Jesus of Nazareth
Wandering the steep and winding streets of Nazareth has been
a whirling dervish of wonder and fascination. It truly is a feast for the
senses — the streetscapes, the ornate building shapes, the reminiscent scent of
incense, of charcoaled meat smells...the chiming of the bells and the singsong
of Nazarenes conversing in the streets as if telling the most important story
ever told. Walking aimlessly through this place is the best way to find hidden
treasure. I was fortunate enough to find some when I noticed a little sign in a
gift shop window advertising ‘Ancient Bath House Tours’.
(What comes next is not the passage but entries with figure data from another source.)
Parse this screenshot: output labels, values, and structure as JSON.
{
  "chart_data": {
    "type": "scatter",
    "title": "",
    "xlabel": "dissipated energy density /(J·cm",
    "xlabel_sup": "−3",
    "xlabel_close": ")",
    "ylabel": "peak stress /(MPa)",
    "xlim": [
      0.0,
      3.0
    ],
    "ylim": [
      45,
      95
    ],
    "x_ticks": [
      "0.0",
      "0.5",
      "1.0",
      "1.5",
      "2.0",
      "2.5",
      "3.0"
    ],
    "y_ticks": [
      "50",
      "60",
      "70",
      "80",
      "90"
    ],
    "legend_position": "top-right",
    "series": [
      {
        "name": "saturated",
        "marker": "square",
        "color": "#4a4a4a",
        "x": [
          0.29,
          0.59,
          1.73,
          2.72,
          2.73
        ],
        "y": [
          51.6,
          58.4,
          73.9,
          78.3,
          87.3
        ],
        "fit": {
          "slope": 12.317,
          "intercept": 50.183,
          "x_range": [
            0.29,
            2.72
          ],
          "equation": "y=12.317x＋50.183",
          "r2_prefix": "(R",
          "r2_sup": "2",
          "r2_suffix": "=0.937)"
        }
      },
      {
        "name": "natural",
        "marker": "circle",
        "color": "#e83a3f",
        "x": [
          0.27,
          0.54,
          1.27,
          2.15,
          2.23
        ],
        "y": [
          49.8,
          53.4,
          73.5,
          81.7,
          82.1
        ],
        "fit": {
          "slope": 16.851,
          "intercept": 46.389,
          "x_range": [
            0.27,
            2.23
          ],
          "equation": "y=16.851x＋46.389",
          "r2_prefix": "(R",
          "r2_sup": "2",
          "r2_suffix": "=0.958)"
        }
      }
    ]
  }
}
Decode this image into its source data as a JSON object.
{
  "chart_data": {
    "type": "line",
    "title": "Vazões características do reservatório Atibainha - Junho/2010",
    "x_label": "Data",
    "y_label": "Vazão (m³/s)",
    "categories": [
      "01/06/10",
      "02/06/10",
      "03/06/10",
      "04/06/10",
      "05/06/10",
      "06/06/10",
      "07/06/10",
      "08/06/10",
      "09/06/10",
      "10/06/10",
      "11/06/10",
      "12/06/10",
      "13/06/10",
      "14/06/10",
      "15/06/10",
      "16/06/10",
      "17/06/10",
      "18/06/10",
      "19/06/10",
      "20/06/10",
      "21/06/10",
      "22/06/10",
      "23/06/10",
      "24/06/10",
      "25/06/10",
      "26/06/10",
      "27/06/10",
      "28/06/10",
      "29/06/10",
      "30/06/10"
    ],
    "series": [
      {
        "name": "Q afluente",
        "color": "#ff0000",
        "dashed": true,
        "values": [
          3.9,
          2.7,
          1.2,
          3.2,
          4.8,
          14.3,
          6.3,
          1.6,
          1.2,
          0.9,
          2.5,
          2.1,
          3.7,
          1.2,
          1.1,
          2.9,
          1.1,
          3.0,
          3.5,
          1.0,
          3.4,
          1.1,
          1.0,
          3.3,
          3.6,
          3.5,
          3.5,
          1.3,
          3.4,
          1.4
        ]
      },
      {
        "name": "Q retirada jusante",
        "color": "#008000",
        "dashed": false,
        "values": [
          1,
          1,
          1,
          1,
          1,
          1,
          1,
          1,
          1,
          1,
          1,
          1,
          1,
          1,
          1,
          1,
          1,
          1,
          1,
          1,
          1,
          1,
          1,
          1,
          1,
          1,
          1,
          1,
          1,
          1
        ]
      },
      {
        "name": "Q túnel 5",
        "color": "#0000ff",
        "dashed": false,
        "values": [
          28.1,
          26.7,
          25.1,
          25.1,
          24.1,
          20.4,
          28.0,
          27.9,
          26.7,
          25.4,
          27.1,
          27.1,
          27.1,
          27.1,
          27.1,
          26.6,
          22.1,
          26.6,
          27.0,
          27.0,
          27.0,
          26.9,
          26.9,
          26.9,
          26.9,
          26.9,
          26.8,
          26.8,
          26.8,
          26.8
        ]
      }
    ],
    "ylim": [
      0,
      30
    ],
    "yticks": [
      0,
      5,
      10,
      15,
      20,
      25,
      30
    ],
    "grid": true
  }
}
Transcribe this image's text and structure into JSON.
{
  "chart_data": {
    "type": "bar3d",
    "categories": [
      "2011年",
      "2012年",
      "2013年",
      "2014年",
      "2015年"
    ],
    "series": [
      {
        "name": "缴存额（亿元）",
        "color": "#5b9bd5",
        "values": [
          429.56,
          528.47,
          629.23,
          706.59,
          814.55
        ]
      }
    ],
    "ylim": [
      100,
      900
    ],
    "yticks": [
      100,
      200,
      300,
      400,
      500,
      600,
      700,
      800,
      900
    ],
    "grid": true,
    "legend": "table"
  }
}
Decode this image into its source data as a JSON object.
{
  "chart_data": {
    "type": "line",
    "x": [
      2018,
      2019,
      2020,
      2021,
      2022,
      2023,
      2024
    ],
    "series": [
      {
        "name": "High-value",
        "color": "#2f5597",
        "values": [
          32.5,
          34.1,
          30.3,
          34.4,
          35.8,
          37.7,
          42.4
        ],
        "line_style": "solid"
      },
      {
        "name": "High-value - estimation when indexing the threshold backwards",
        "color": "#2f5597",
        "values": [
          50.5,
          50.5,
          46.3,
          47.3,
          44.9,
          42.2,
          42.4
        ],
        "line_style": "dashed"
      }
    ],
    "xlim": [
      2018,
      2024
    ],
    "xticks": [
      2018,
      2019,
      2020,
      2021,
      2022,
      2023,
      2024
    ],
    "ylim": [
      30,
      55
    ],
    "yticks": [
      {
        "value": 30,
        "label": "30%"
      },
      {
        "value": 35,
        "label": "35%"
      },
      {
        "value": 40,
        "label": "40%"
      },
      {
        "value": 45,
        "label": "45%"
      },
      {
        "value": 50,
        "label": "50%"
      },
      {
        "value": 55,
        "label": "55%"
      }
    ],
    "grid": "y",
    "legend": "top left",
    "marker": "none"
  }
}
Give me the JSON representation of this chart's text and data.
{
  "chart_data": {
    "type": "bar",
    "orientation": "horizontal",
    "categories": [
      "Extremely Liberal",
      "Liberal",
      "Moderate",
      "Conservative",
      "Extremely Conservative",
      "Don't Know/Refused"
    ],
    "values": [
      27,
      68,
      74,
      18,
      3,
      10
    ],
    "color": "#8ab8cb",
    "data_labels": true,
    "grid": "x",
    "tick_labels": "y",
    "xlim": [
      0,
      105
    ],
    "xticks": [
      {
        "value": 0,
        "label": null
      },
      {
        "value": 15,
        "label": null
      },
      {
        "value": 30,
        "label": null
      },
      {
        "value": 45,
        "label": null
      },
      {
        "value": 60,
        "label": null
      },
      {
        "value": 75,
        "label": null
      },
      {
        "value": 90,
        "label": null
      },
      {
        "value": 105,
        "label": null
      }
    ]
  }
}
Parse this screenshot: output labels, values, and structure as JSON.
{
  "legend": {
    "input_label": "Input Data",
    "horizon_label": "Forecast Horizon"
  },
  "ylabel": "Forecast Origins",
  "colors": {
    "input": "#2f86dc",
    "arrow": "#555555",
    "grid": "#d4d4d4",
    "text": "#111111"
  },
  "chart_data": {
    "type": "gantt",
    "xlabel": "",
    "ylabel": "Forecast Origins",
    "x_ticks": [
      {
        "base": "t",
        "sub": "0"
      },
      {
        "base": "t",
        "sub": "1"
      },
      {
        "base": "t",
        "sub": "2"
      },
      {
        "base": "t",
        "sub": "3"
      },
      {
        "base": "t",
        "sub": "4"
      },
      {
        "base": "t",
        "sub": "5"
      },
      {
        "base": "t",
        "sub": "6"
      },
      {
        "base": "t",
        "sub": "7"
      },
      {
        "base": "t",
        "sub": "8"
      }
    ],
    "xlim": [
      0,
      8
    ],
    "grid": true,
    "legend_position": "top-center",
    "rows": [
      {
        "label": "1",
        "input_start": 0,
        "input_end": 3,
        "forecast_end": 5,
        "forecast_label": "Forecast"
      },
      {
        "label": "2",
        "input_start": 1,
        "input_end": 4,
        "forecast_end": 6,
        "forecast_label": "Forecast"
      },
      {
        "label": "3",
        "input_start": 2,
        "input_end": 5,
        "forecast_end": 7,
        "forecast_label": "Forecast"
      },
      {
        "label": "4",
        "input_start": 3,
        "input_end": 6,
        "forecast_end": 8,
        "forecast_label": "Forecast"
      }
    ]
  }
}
Shortly after moving into this shop and renovating in 1993,
the owners uncovered the historic remains of an ancient Roman public bath
house. Their first clue was cracking a hole in a pipe on the other side of a
plastered wall (see photos below). They discovered a series of horizontal pipes
in the wall, identified as the same type of clay pipes found in other Roman Era
bath houses such as the ones in Pompeii and Cyprus (the pipes carried hot air
from an underground furnace). They next stumbled upon a sealed archway at the
back of an unused room. Wondering where this led, they started to excavate and
found a tunnel to a series of bath house rooms and their requisite engineering.
According to my tour guide and shop owner, Elias, the site’s artifacts have
been carbon dated by experts to around 100 BCE. It is also apparently the only
bath house remains in Nazareth.
My guide spent a great deal of the tour justifying the
'facts’ and emphasising the expert advice of scientists on the dates and
significance of the find — me thought the man did doth protest a little too
much — to substantiate the claim that Jesus would have most likely have bathed
here. The great noteworthiness being that I was in fact sitting in a room once
inhabited by the great man himself.
Even if it were the case that I was in the same place of an
undoubtedly important historical figure, or even if I was able to touch his
shroud or the wood of his cross or any other religious sentimentalism that
inspires people of religious faith, I don’t really get the
religious-supernatural significance. And besides, I did that much walking
around Nazareth today that I'm sure to have walked in Jesus footsteps, at least
twice.
I am in fact touched by the story of Jesus, well a realist
version of the story anyhow. It is a great story. And being here in this land
that he is supposed to have lived touches my imagination and transports me
through time. But so does being here amongst the standing and fallen remains of
thousands of years of civilisation, sifting through the layers of historical
narratives. It brings to life something that only existed in the abstract. And
I’m very grateful to Elias for telling a compelling and heartfelt story, even
if it might have been embellished and constructed just a little. It doesn’t
matter. Like a well made film, we suspend our disbelief for the benefit of
complete immersion in something positively transformative.